CORNWALL Council ‘is absolutely not looking to take over the NHS’, its chief executive assured Launceston town councillors last week.
Chief executive Kate Kennally attended the town council meeting on March 20, when she was quizzed on ‘accountable care’.
Cllr John Conway said: “My big concern with Cornwall running Cornwall NHS is the River Tamar. If Cornwall care became just Cornwall, what happens to the poor people like us who live alongside the Tamar that rely on Plymouth, Tavistock, sometimes Barnstaple hospital services?”
He asked for assurance that the border ‘is not going to be detrimental’.
Ms Kennally replied: “You absolutely have my assurance on that. Cornwall Council is absolutely not looking to take over the NHS. We are quite busy already without that little matter!
“Twenty-five per cent of the population look to Devon and that will continue.”
She said the council will still look at how to bring the commissioning of health and social care services closer together. She said the council wants to make sure money is spent wisely and ‘that one organisation doesn’t inadvertently push the problem to the other’.
Ms Kennally was also asked about the long-awaited expansion of Launceston Medical Centre.
Eddie Watson, who has been a Launceston resident for 17 years, asked about infrastructure to support the new housing developments.
He said: “Launceston has ballooned out of all proportion since I moved here,” in terms of new housing, but added: “If you get a doctor’s appointment within three weeks of request you are lucky. If you actually get in and get an appointment, it’s ‘sorry, doctor so and so is running 40 minutes late’.
“Nobody in the surgery can give you any answers about when [expansion] is going to happen, if at all.”
Ms Kennally said: “We have a responsibility obviously in looking at where new homes are being planned for to make sure that we have got the right social infrastructure — the health centres, the schools, the play parks, the green spaces — that mean it is a good place to live. Clearly with a lot of the new development taking place in the south side of Launceston, we are wanting to give real attention to this.
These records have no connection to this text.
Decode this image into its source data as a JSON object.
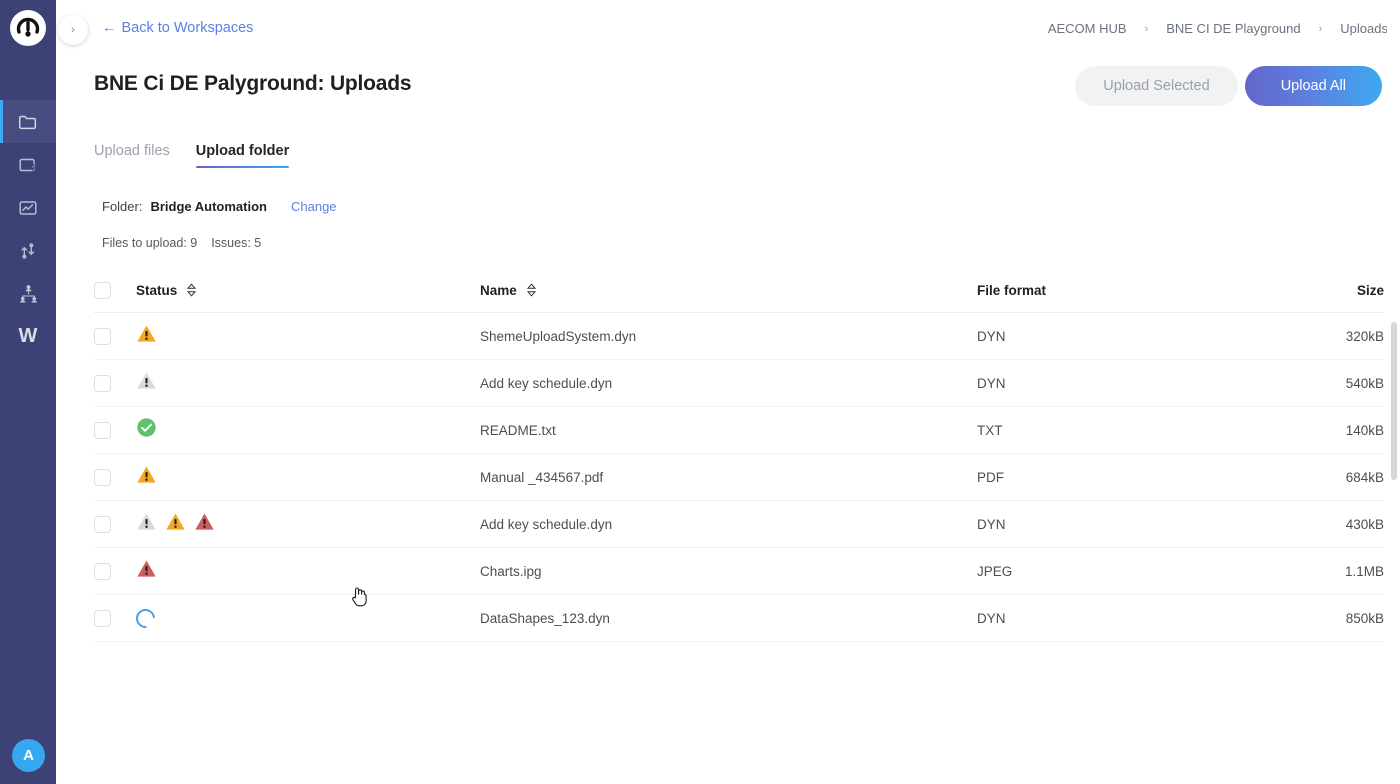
{
  "rail": {
    "logo_name": "app-logo",
    "items": [
      {
        "name": "folder-icon",
        "label": "Files",
        "active": true
      },
      {
        "name": "screen-bolt-icon",
        "label": "Automations",
        "active": false
      },
      {
        "name": "chart-icon",
        "label": "Insights",
        "active": false
      },
      {
        "name": "transfer-icon",
        "label": "Transfers",
        "active": false
      },
      {
        "name": "team-icon",
        "label": "Team",
        "active": false
      },
      {
        "name": "w-logo-icon",
        "label": "W",
        "active": false
      }
    ],
    "avatar_initial": "A",
    "collapse_chevron": "›"
  },
  "header": {
    "back_link": "Back to Workspaces",
    "back_arrow": "←",
    "title": "BNE Ci DE Palyground: Uploads",
    "breadcrumb": [
      {
        "label": "AECOM HUB"
      },
      {
        "label": "BNE CI DE Playground"
      },
      {
        "label": "Uploads"
      }
    ],
    "breadcrumb_separator": "›",
    "upload_selected_label": "Upload Selected",
    "upload_all_label": "Upload All"
  },
  "tabs": [
    {
      "label": "Upload files",
      "active": false
    },
    {
      "label": "Upload folder",
      "active": true
    }
  ],
  "folder": {
    "label": "Folder:",
    "name": "Bridge Automation",
    "change_label": "Change"
  },
  "counts": {
    "files_to_upload": "Files to upload: 9",
    "issues": "Issues: 5"
  },
  "table": {
    "columns": {
      "status": "Status",
      "name": "Name",
      "file_format": "File format",
      "size": "Size"
    },
    "rows": [
      {
        "statuses": [
          "warning-orange"
        ],
        "name": "ShemeUploadSystem.dyn",
        "format": "DYN",
        "size": "320kB"
      },
      {
        "statuses": [
          "warning-grey"
        ],
        "name": "Add key schedule.dyn",
        "format": "DYN",
        "size": "540kB"
      },
      {
        "statuses": [
          "success-green"
        ],
        "name": "README.txt",
        "format": "TXT",
        "size": "140kB"
      },
      {
        "statuses": [
          "warning-orange"
        ],
        "name": "Manual _434567.pdf",
        "format": "PDF",
        "size": "684kB"
      },
      {
        "statuses": [
          "warning-grey",
          "warning-orange",
          "warning-red"
        ],
        "name": "Add key schedule.dyn",
        "format": "DYN",
        "size": "430kB"
      },
      {
        "statuses": [
          "warning-red"
        ],
        "name": "Charts.ipg",
        "format": "JPEG",
        "size": "1.1MB"
      },
      {
        "statuses": [
          "spinner"
        ],
        "name": "DataShapes_123.dyn",
        "format": "DYN",
        "size": "850kB"
      }
    ]
  },
  "colors": {
    "rail_bg": "#3c4276",
    "accent_blue": "#3ea8f0",
    "accent_purple": "#6366c9",
    "link": "#5d7fe4",
    "warning_orange": "#f5a623",
    "warning_grey": "#d8d9dd",
    "warning_red": "#cf5c5c",
    "success_green": "#5ec269"
  }
}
“We want as Cornwall Council to work with local areas that we put the infrastructure people need in as soon as we can in the scheme rather than at the end. Quite often when things are being put in and paid for through developer contributions section 106, the problem is sometimes this gets paid at the end of the scheme, to fund the infrastructure that people need at the start of the scheme. As a council we’re wanting to get better at this.”
She said she understood the proposed expansion of the medical centre had been ‘a long running issue’, adding: “There’s been a degree of tenacity that has been required and certainly some healthy doses of frustration.”
She said she advised Cornwall Councillor Neil Burden, chair of the Launceston Community Network Panel, to be making contact with NHS England, the part of the NHS responsible for funding primary care services. She added contact was made with the lead director, adding: “The expansion plans are progressing but what I want to see clarity on is when and how soon.
“We are pushing as your partner with our NHS colleagues to make good on these plans and seek clarity on when they are coming online.”